Thinking Back to My Emergence on the Job Market

While reading a blog posted by futuresubject about the kinds of questions one may have as a young person arriving onto the job market, I was reminded of my recent thoughts concerning my own career. I remember when I finished my Ph.D. I had very similar questions and concerns as futuresubject about my future ... how was I to distinguish myself in a productive and contributory manner to the world? As futuresubject suggests, I felt myself to be similar to hordes of other young people in a similar situation. Although judged by my professors as being someone bright with a lot of potential, there were no particular features that distinguished me from others.

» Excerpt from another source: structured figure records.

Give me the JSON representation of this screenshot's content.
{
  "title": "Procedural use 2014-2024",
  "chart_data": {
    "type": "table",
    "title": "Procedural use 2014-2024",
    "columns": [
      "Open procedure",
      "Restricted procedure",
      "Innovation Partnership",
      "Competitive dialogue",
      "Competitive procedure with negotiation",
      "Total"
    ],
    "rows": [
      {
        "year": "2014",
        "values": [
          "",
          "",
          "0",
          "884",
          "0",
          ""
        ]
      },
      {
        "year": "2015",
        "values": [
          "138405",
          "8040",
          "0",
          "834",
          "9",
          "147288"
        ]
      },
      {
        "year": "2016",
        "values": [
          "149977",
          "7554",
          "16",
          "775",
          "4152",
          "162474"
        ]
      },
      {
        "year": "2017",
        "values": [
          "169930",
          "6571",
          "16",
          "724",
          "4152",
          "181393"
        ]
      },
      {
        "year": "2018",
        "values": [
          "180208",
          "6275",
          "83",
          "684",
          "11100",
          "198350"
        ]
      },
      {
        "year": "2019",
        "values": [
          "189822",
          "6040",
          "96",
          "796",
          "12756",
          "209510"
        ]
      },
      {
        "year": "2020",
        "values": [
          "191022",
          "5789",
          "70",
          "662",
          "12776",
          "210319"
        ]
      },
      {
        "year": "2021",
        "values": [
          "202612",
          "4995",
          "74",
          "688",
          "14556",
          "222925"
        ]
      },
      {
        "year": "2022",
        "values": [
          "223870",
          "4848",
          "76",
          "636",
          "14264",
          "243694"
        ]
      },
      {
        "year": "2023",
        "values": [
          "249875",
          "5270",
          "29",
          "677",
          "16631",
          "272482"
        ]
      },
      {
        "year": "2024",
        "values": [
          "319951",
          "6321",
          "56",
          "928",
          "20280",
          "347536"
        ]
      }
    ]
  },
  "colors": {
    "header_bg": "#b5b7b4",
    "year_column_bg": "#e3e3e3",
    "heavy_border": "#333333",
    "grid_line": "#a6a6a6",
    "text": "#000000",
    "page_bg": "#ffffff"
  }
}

I had done my doctoral studies in astrophysics, because, I suppose, I was interested in the "broader picture" of the world. At the time, "environmental studies" was a fledgeling discipline with no clear future, and, besides, it involved studying biology which was never my strength.

I went on to take a job in a field called "remote sensing", actually much closer than what we called "environmentalism" today than was astrophysics. This suited me, but, again, there was very little to distinguish me from many others.

However, in a relatively short period of time, my unique nature as a person emerged and impinged on my career. I brought to bear a wider scholarship and set of readings on my research than many researchers more senior than I were able to do, and from this developed a unique research programme, originally somewhat contraversial for my peers, that focussed on the relationship between the use of spatially or geographically oriented analysis tools and cognitively-informed perspectives. From there I developed into other lines of inquiry, bringing in the health sciences and the arts, and my social conscience brought me to head up important initiatives in the world of research.

This resulted, over twenty years of professional life, in a unique career path quite different from those of my colleagues and most other academics. But what was it about me in my early days that spoke to these developments?

I'm not entirely sure, but I believe the result was the result of "who I am", more than my "pedigree", my history up to that point. Certainly my training in astrophysics contributed to what emerged, however. Nonetheless, I've become the person I am because, to a certain extent, I couldn't become anybody else! If I could have told the young man I was, 25 years ago, not to worry so much about my destiny, that time would take care of itself, I would have. I've learned to accept who I am, weaknesses as well as strengths, and to worry less about the future.